79. Perfect quartz crystal, showing its mode of growth, by the accident of a pause when it had got half way, during which the surface of the then existent crystal was covered with mossy chlorite; all the planes in this specimen are genuine, none polished, and the example is extremely rare and good. It is most singular that no mineralogist of any country on earth has ever brought up a school of miners, to take care of a good crystal when they had got it ! This example has originally been as perfect as anything could be and has been only spoiled, as single crystals always are, by the miner’s throwing it into his bag with other stones, and hanging them about at his leisure.
46. Acicular passing into jasper. What I mean by acicular agate, you will see by looking at it with a lens, but I don’t in the least know how it came to be like that. I was always afraid of breaking the specimen, but think that a thin slice might be taken off the flat surface, which though broken, would be very marvelous under the microscope.
18. Flint chalcedony, perfectly pure, enclosing sponge changed into yellow jasper: frequent on the south coast, but this is a very beautiful specimen. It is part of a rolled pebble; see next number.
13. Fawn coloured flint, becoming chalcedonic on inner surface. The outer surface, to me, is inscrutable: the smaller and porous parts showing every state of incipient chalcedony.
60. Pure scarlet jasper, with lateral yellow zones, entirely representative of the stone in is finest condition, and ordinary flammeate structure. Its scarlet colour under these conditions has through many ages maintained its position as the real representative of that colour among gems, connected always in the minds of the ancients with more translucent types of the same colour in the chalcedony, which we now call carnelian, but they, ‘Sardius’: whence in Apocalypse, with the intention of describing the most beautiful colour of the immortal body, “He that sat was to look upon like a jasper and a sardine stone.”
30. Chrysoprase. A condition of silica, intermediate between flint and chalcedony, but varying in colour from white to green; dull in fracture, as the broken piece will show, better than the old surface; and never throwing itself into globular of stalactitic forms. It is found, I believe, only at one place in Europe, Frankenstein in Silesia, and is extremely respected by me because it is found nowhere in America. It is the most valuable form of silica except opal; but it is properly connected with flint and chalcedony, opal forming an entirely distinct family of minerals.
63. Fine white quartz, partly forming a vein, partly disseminated through a black rock, I believe an indurated slate,–the quartz forming find sugary crystals at its surface, and set with small crystals of sulphuret of iron and calcite. One of these calcite crystals (all of which are excellent examples of the most characteristic form of calcite, an hexagonal prism terminated by trigonal pyramids, which are set the opposite way at each end), is farther interesting from having got hold of crystal iron, and swallowed it all up, all to itself; while another at the edge of the specimen seems to have taken three or four, like pills.

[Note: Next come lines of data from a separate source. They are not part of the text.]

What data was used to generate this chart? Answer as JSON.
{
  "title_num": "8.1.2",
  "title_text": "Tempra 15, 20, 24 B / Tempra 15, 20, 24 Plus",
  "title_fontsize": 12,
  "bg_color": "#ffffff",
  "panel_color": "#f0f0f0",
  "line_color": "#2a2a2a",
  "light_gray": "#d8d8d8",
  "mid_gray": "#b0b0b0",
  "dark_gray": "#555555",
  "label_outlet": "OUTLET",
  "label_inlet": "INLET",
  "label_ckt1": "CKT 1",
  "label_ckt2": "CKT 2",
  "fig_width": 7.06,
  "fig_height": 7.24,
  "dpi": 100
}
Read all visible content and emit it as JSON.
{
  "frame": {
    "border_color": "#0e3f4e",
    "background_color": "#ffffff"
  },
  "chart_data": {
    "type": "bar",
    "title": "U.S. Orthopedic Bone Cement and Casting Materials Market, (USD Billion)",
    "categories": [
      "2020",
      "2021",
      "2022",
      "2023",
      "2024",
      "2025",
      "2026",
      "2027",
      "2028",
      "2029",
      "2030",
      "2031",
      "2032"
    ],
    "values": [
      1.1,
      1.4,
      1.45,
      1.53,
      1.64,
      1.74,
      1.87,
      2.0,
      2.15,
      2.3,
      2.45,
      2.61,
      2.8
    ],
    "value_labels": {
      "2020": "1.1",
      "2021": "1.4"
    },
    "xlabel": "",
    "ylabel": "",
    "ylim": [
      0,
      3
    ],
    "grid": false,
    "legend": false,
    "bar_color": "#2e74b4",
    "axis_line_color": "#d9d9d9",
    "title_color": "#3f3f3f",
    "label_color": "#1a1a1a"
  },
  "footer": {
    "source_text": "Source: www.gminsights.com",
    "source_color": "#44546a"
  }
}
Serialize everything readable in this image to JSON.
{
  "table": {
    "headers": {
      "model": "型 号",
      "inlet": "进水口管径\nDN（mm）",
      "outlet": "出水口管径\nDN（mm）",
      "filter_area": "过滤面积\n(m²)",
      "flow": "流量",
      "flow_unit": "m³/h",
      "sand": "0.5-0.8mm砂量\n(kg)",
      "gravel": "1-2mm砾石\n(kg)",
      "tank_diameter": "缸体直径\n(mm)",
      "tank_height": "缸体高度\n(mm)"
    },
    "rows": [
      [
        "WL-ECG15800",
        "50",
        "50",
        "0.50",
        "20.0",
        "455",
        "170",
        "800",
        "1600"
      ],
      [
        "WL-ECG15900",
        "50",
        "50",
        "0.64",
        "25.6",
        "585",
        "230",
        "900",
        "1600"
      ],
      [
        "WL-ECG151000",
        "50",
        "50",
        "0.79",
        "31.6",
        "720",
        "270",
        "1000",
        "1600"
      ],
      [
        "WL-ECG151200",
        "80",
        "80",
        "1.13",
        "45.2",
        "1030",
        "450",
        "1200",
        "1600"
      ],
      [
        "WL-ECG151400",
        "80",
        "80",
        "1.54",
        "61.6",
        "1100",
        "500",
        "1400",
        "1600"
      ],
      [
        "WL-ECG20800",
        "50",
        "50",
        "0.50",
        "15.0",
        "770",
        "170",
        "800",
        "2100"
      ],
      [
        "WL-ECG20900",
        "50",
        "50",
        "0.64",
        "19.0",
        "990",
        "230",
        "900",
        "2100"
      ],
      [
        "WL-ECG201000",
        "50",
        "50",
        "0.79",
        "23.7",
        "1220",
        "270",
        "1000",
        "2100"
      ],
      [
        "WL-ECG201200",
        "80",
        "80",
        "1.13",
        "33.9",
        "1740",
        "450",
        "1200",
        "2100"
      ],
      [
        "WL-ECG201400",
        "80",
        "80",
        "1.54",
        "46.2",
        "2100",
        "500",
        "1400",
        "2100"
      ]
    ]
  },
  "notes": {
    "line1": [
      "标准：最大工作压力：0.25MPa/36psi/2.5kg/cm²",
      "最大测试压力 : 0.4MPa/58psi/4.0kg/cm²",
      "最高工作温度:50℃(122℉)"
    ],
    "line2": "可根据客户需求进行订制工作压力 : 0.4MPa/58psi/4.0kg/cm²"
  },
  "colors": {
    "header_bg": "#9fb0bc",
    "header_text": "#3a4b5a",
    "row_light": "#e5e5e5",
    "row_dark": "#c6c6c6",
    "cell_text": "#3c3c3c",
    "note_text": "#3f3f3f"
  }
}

From The Stones of John Ruskin as performed by Nicholas Olsberg from a script by Karen Eve Johnson.

The formation of stones is indeed a curious business. A stone can be seen a mountain in miniature; and the surface of any stone is more interesting, richer in colour, more splendid in form than any ordinary hill. Nature in this way finds in a piece of stone merely two feet in diameter the chance to express all of her majestic varieties of form, and shape, and colour, and ornament, and fracture that she needs to build her great mountains.

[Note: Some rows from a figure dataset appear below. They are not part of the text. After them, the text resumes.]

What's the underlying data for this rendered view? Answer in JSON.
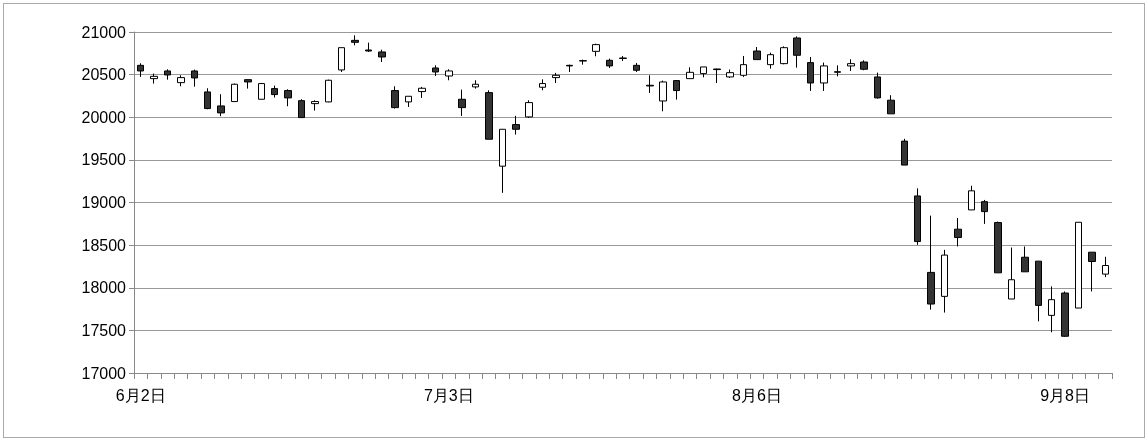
{
  "chart_data": {
    "type": "candlestick",
    "categories": [
      "6月2日",
      null,
      null,
      null,
      null,
      null,
      null,
      null,
      null,
      null,
      null,
      null,
      null,
      null,
      null,
      null,
      null,
      null,
      null,
      null,
      null,
      null,
      null,
      "7月3日",
      null,
      null,
      null,
      null,
      null,
      null,
      null,
      null,
      null,
      null,
      null,
      null,
      null,
      null,
      null,
      null,
      null,
      null,
      null,
      null,
      null,
      null,
      "8月6日",
      null,
      null,
      null,
      null,
      null,
      null,
      null,
      null,
      null,
      null,
      null,
      null,
      null,
      null,
      null,
      null,
      null,
      null,
      null,
      null,
      null,
      null,
      "9月8日",
      null,
      null,
      null
    ],
    "ohlc": [
      [
        20609,
        20633,
        20473,
        20543
      ],
      [
        20453,
        20512,
        20395,
        20480
      ],
      [
        20543,
        20563,
        20441,
        20496
      ],
      [
        20406,
        20492,
        20363,
        20465
      ],
      [
        20543,
        20559,
        20359,
        20461
      ],
      [
        20297,
        20340,
        20094,
        20102
      ],
      [
        20133,
        20270,
        20012,
        20051
      ],
      [
        20184,
        20395,
        20180,
        20387
      ],
      [
        20441,
        20445,
        20336,
        20414
      ],
      [
        20211,
        20402,
        20207,
        20395
      ],
      [
        20336,
        20371,
        20231,
        20266
      ],
      [
        20313,
        20328,
        20129,
        20227
      ],
      [
        20195,
        20211,
        19996,
        19996
      ],
      [
        20160,
        20199,
        20078,
        20184
      ],
      [
        20180,
        20441,
        20176,
        20434
      ],
      [
        20555,
        20816,
        20531,
        20816
      ],
      [
        20902,
        20961,
        20844,
        20879
      ],
      [
        20789,
        20875,
        20766,
        20777
      ],
      [
        20766,
        20793,
        20648,
        20707
      ],
      [
        20313,
        20363,
        20102,
        20113
      ],
      [
        20180,
        20246,
        20121,
        20246
      ],
      [
        20301,
        20356,
        20227,
        20340
      ],
      [
        20578,
        20609,
        20484,
        20531
      ],
      [
        20484,
        20563,
        20434,
        20543
      ],
      [
        20211,
        20324,
        20016,
        20113
      ],
      [
        20356,
        20434,
        20336,
        20387
      ],
      [
        20289,
        20316,
        19742,
        19742
      ],
      [
        19426,
        19859,
        19113,
        19859
      ],
      [
        19914,
        20016,
        19797,
        19859
      ],
      [
        20004,
        20199,
        19992,
        20172
      ],
      [
        20352,
        20445,
        20316,
        20395
      ],
      [
        20465,
        20520,
        20402,
        20492
      ],
      [
        20609,
        20617,
        20531,
        20602
      ],
      [
        20664,
        20676,
        20617,
        20660
      ],
      [
        20773,
        20863,
        20715,
        20852
      ],
      [
        20668,
        20688,
        20578,
        20602
      ],
      [
        20695,
        20719,
        20660,
        20690
      ],
      [
        20609,
        20637,
        20531,
        20551
      ],
      [
        20375,
        20492,
        20285,
        20367
      ],
      [
        20191,
        20430,
        20070,
        20414
      ],
      [
        20430,
        20430,
        20207,
        20313
      ],
      [
        20453,
        20586,
        20453,
        20527
      ],
      [
        20512,
        20590,
        20469,
        20590
      ],
      [
        20566,
        20570,
        20402,
        20559
      ],
      [
        20473,
        20559,
        20461,
        20523
      ],
      [
        20492,
        20719,
        20473,
        20617
      ],
      [
        20777,
        20824,
        20676,
        20676
      ],
      [
        20617,
        20758,
        20570,
        20734
      ],
      [
        20629,
        20832,
        20621,
        20816
      ],
      [
        20930,
        20949,
        20582,
        20727
      ],
      [
        20641,
        20707,
        20309,
        20402
      ],
      [
        20402,
        20641,
        20309,
        20602
      ],
      [
        20527,
        20609,
        20480,
        20535
      ],
      [
        20602,
        20680,
        20543,
        20629
      ],
      [
        20648,
        20668,
        20551,
        20563
      ],
      [
        20473,
        20523,
        20219,
        20227
      ],
      [
        20200,
        20258,
        20040,
        20040
      ],
      [
        19720,
        19747,
        19439,
        19439
      ],
      [
        19077,
        19166,
        18503,
        18542
      ],
      [
        18180,
        18846,
        17743,
        17809
      ],
      [
        17899,
        18445,
        17709,
        18383
      ],
      [
        18687,
        18819,
        18484,
        18589
      ],
      [
        18913,
        19197,
        18913,
        19137
      ],
      [
        19010,
        19030,
        18749,
        18893
      ],
      [
        18765,
        18776,
        18175,
        18175
      ],
      [
        17868,
        18472,
        17868,
        18094
      ],
      [
        18358,
        18484,
        18187,
        18187
      ],
      [
        18312,
        18312,
        17606,
        17793
      ],
      [
        17676,
        18016,
        17478,
        17860
      ],
      [
        17938,
        17957,
        17423,
        17431
      ],
      [
        17762,
        18768,
        17762,
        18768
      ],
      [
        18417,
        18417,
        17957,
        18308
      ],
      [
        18160,
        18363,
        18125,
        18261
      ]
    ],
    "colors": [
      "#333333",
      "#ffffff",
      "#333333",
      "#ffffff",
      "#333333",
      "#333333",
      "#333333",
      "#ffffff",
      "#333333",
      "#ffffff",
      "#333333",
      "#333333",
      "#333333",
      "#ffffff",
      "#ffffff",
      "#ffffff",
      "#333333",
      "#333333",
      "#333333",
      "#333333",
      "#ffffff",
      "#ffffff",
      "#333333",
      "#ffffff",
      "#333333",
      "#ffffff",
      "#333333",
      "#ffffff",
      "#333333",
      "#ffffff",
      "#ffffff",
      "#ffffff",
      "#333333",
      "#333333",
      "#ffffff",
      "#333333",
      "#333333",
      "#333333",
      "#333333",
      "#ffffff",
      "#333333",
      "#ffffff",
      "#ffffff",
      "#333333",
      "#ffffff",
      "#ffffff",
      "#333333",
      "#ffffff",
      "#ffffff",
      "#333333",
      "#333333",
      "#ffffff",
      "#ffffff",
      "#ffffff",
      "#333333",
      "#333333",
      "#333333",
      "#333333",
      "#333333",
      "#333333",
      "#ffffff",
      "#333333",
      "#ffffff",
      "#333333",
      "#333333",
      "#ffffff",
      "#333333",
      "#333333",
      "#ffffff",
      "#333333",
      "#ffffff",
      "#333333",
      "#ffffff"
    ],
    "ylim": [
      17000,
      21000
    ],
    "yticks": [
      17000,
      17500,
      18000,
      18500,
      19000,
      19500,
      20000,
      20500,
      21000
    ],
    "grid": "y"
  }
}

Nature also draws herself on a rock… using moss for a forest or crystal edges to show crags. Here I sought to draw nature in a rock. To draw landscapes truly one needs to see the surface and what lies beneath the surface. Here in this rather wonderful drawing, which has been much admired, I sought to draw the shape, the surface, and the soul of the rock.

John Ruskin (1819–1900), study of Gneiss Rock, Glenfinlas, c.1853–1854. Lampblack, bodycolour and pen and ink over graphite on wover paper, with some scratching out. Ashmolean Museum, University of Oxford.